Building a world model for planning

This is the frontier. Action-conditioned video world models and latent-action systems generate or predict future frames under controls; JEPA-based world models predict abstract states conditioned on actions. The debate is unresolved: pixel-generating world models are easier to inspect visually, but JEPA-style models may avoid spending capacity on irrelevant visual detail.

Common Confusions

Watch Out

JEPA is not a masked autoencoder

Masked autoencoders (MAE) predict missing pixels. JEPA predicts missing representations. This distinction matters: MAE forces the model to reconstruct low-level details, while JEPA allows the model to discard information that is irrelevant for the prediction task.

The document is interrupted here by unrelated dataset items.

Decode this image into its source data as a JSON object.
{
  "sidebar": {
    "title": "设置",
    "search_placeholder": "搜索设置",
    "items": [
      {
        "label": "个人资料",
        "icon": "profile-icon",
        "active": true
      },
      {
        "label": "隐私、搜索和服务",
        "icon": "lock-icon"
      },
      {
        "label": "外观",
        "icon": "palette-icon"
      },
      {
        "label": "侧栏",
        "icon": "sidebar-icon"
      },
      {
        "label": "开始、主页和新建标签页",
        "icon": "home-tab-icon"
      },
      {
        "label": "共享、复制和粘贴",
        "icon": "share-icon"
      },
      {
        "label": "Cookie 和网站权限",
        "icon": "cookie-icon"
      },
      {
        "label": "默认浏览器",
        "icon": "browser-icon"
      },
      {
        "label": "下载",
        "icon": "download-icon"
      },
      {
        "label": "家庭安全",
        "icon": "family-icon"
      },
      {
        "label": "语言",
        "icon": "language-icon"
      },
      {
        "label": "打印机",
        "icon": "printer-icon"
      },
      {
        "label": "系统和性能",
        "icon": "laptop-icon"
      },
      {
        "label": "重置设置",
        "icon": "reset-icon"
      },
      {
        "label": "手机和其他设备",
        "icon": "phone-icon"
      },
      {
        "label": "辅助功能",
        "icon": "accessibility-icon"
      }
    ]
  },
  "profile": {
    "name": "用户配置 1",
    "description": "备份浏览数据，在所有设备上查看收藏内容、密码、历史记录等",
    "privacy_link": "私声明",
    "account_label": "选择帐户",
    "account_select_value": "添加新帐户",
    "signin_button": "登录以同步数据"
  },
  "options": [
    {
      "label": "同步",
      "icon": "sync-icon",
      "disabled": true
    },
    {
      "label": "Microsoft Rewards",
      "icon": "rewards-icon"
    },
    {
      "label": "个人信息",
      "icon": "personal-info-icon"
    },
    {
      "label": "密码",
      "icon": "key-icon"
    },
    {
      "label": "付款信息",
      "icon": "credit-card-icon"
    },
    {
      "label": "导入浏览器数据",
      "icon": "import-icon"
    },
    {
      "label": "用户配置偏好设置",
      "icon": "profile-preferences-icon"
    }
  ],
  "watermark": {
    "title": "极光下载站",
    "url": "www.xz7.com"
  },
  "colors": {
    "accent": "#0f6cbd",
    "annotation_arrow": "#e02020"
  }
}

Empirically, I-JEPA reports strong downstream transfer on vision benchmarks; whether it is better than MAE depends on the task, scale, and evaluation protocol.

Watch Out

Autoregressive does not mean transformer

Autoregressive is a factorization of the joint distribution. Transformers are an architecture. You can build autoregressive models with RNNs, SSMs, or other architectures. You can also use transformers for non-autoregressive tasks. The two concepts are orthogonal, even though they frequently co-occur in LLMs.

Watch Out

JEPA and contrastive learning are not the same

Contrastive learning (SimCLR, CLIP) pulls together representations of related inputs and pushes apart unrelated ones. JEPA predicts the representation of one view from another without explicit negative pairs. JEPA-style methods may use target-network asymmetry, predictors, masking, and sometimes variance or covariance terms to avoid collapse. That is a different mechanism from contrastive negatives, not merely a renamed contrastive loss.